Um dos pensadores italianos mais devotados à filosofia e, sobretudo, à causa animal, foi o professor Piero Martinetti, nascido Pier Federico Giuseppe Celestino Mario Martinetti, na província de Torino, em 1872. Foi ele que, como poucos, conseguiu compreender o alcance da expressão “piedade”, de modo a estendê-la aos animais.
Martinetti surgiu na academia com a publicação de Introduzione alla metafisica, em 1902, tornando-se na maturidade opositor do emergente regime fascista, o que lhe custou, aliás, alguns dias na prisão. Estudioso das obras de Kant e Shopenhauer, das quais foi tradutor, aprofundou-se em Spinoza, cumprindo assim uma singular trilogia filosófica.
Importa dizer que deixou à posteridade dois livros sobre o tema dos animais: La psiche degli animali (A psique dos animais) e Pietà per gli animali (Piedade para com os animais), nos quais propõe uma moral mais justa e generosa, capaz de acolher, indistintamente, todos os seres da natureza.

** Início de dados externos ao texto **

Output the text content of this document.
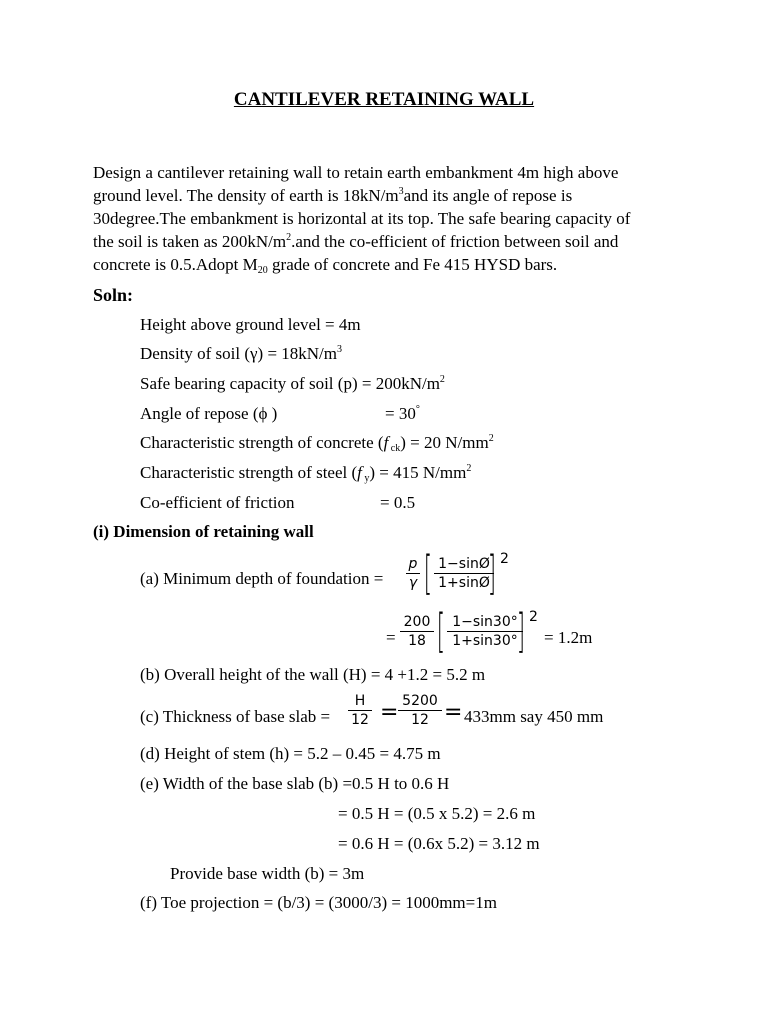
CANTILEVER RETAINING WALL
Design a cantilever retaining wall to retain earth embankment 4m high above
ground level. The density of earth is $18kN/m^3and$ its angle of repose is
30degree.The embankment is horizontal at its top. The safe bearing capacity of
the soil is taken as $200kN/m^2.and$ the co-efficient of friction between soil and
concrete is 0.5.Adopt $M_{20}$ grade of concrete and Fe 415 HYSD bars.
Soln:
Height above ground level = 4m
Density of soil $(\gamma) = 18kN/m^3$
Safe bearing capacity of soil $(p) = 200kN/m^2$
Angle of repose (ϕ )	= 30°
Characteristic strength of concrete (f $_{ck}$) = 20 $N/mm^2$
Characteristic strength of steel (f $_y$) = 415 $N/mm^2$
Co-efficient of friction	= 0.5
(i) Dimension of retaining wall
(a) Minimum depth of foundation =
p
γ [ 1−sinØ
1+sinØ
] 2
=
200
18 [ 1−sin30°
1+sin30° ] 2
= 1.2m
(b) Overall height of the wall (H) = 4 +1.2 = 5.2 m
(c) Thickness of base slab =
H
12 = 5200
12 = 433mm say 450 mm
(d) Height of stem (h) = 5.2 – 0.45 = 4.75 m
(e) Width of the base slab (b) =0.5 H to 0.6 H
= 0.5 H = (0.5 x 5.2) = 2.6 m
= 0.6 H = (0.6x 5.2) = 3.12 m
Provide base width (b) = 3m
(f) Toe projection = (b/3) = (3000/3) = 1000mm=1m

Vegetariano, também escreveu Breviario spirituale, um belíssimo ensaio sobre a sensibilidade animal, em que afirma que os animais são seres sensíveis capazes de moralidade, de afeto e de gratidão.

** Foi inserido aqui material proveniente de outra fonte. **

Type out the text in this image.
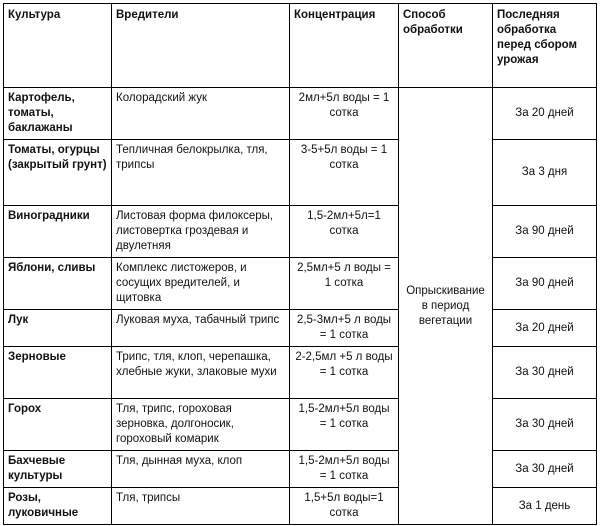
Культура	Вредители	Концентрация	Способ обработки	Последняя обработка перед сбором урожая
Картофель, томаты, баклажаны	Колорадский жук	2мл+5л воды = 1 сотка	Опрыскивание в период вегетации	За 20 дней
Томаты, огурцы (закрытый грунт)	Тепличная белокрылка, тля, трипсы	3-5+5л воды = 1 сотка		За 3 дня
Виноградники	Листовая форма филоксеры, листовертка гроздевая и двулетняя	1,5-2мл+5л=1 сотка		За 90 дней
Яблони, сливы	Комплекс листожеров, и сосущих вредителей, и щитовка	2,5мл+5 л воды = 1 сотка		За 90 дней
Лук	Луковая муха, табачный трипс	2,5-3мл+5 л воды = 1 сотка		За 20 дней
Зерновые	Трипс, тля, клоп, черепашка, хлебные жуки, злаковые мухи	2-2,5мл +5 л воды = 1 сотка		За 30 дней
Горох	Тля, трипс, гороховая зерновка, долгоносик, гороховый комарик	1,5-2мл+5л воды = 1 сотка		За 30 дней
Бахчевые культуры	Тля, дынная муха, клоп	1,5-2мл+5л воды = 1 сотка		За 30 дней
Розы, луковичные	Тля, трипсы	1,5+5л воды=1 сотка		За 1 день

Sustentava ele, já naquele tempo, que os animais sencientes – porque dotados de um sistema nervoso – possuem intelecto e consciência, sendo, portanto, suscetíveis a dores e sofrimentos. No texto de Pietá, publicado em 1920, o autor faz menção, por exemplo, à manifesta inteligência dos cães, dos cavalos e à impressionante capacidade de organização das formigas e de muitos insetos, o que nos revela sua visão da alteridade, em que os animais merecem ser respeitados pelo que simplemente são.

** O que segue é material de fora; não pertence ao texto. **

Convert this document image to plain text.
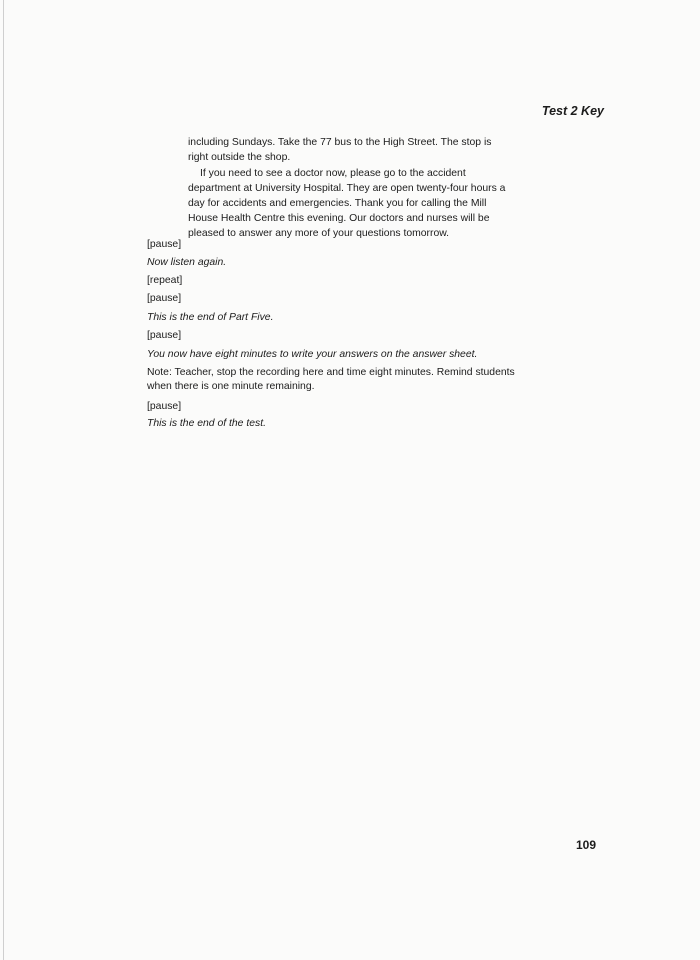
Test 2 Key
including Sundays. Take the 77 bus to the High Street. The stop is
right outside the shop.
If you need to see a doctor now, please go to the accident
department at University Hospital. They are open twenty-four hours a
day for accidents and emergencies. Thank you for calling the Mill
House Health Centre this evening. Our doctors and nurses will be
pleased to answer any more of your questions tomorrow.
[pause]
Now listen again.
[repeat]
[pause]
This is the end of Part Five.
[pause]
You now have eight minutes to write your answers on the answer sheet.
Note: Teacher, stop the recording here and time eight minutes. Remind students
when there is one minute remaining.
[pause]
This is the end of the test.
109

Ao rebater, com peculiar magnitude, as teorias que negavam alma, sentimento, sensibilidade e inteligência aos animais, Piero Martinetti dizia que “os grandes espíritos veem o mundo que o vulgar não vê, um mundo mais vasto, mais rico, mais verdadeiro.”
Nas singelas páginas de Pietà verso gli animali, as palavras ganham a força de uma revelação:
“O animal é dotado tanto de intelecto quanto de consciência e, por isso, o seu sofrimento deve suscitar no homem uma profunda piedade. Não somente a conduta dos animais, mas seus próprios comportamentos, gestos e fisionomia revelam neles a existência de uma vida interior: uma vida talvez diversa e distante da nossa, mas dotada de consciência, de modo que não pode ser reduzida a um simples mecanismo fisiológico.”
Para exprimir a grandiosidade desse autor italiano, merecem transcrição os excelentes comentários de Alessandro di Chiara, autor do prefácio de Pietà:
“Para Martinetti, a dor dos animais assim como o sofrimento dos inocentes testemunha o mistério da existência e ao mesmo tempo revela o aspecto trágico da realidade, na qual o problema do mal, do ‘misteryum iniquitatis’, confirma a maldade e a aparência do mundo fenomênico. Diante dessas insuperáveis dificuldades que assinalam a vida, Martinetti propõe uma moral superior, na qual a justiça e a caridade orientem o homem além de uma Ética baseada em um fundamento religioso. Por esse motivo, a piedade representa, para ele, o verdadeiro símbolo da união que deve ocorrer entre o homem, a natureza e os animais, porque somente por meio da união de todos os espíritos individuais poderemos alcançar o realizar a virtude moral; trata-se de iludir a forma empírica da experiência temporal para procurar uma dimensão do eterno à qual possam aspirar todos os seres viventes.”
Segundo bem definiu o filósofo Norberto Bobbio, o saber de Martinetti se expressa em três direções: 1) no desprezo pelo clamor mundano; 2) na comunhão religiosa com o todo universal; e 3) no silencioso exercício da meditação interior.
Tamanho era seu sentimento de amor e piedade pelos animais que Piero Martinetti, falecido em 1943, dispôs em testamento a doação de vultosa contribuição financeira à Sociedade Protetora dos Animais. Seu legado maior, todavia, já havia sido deixado em vida. Foi uma pérola das letras, sua singela obra-prima chamada Pietá per gli animale.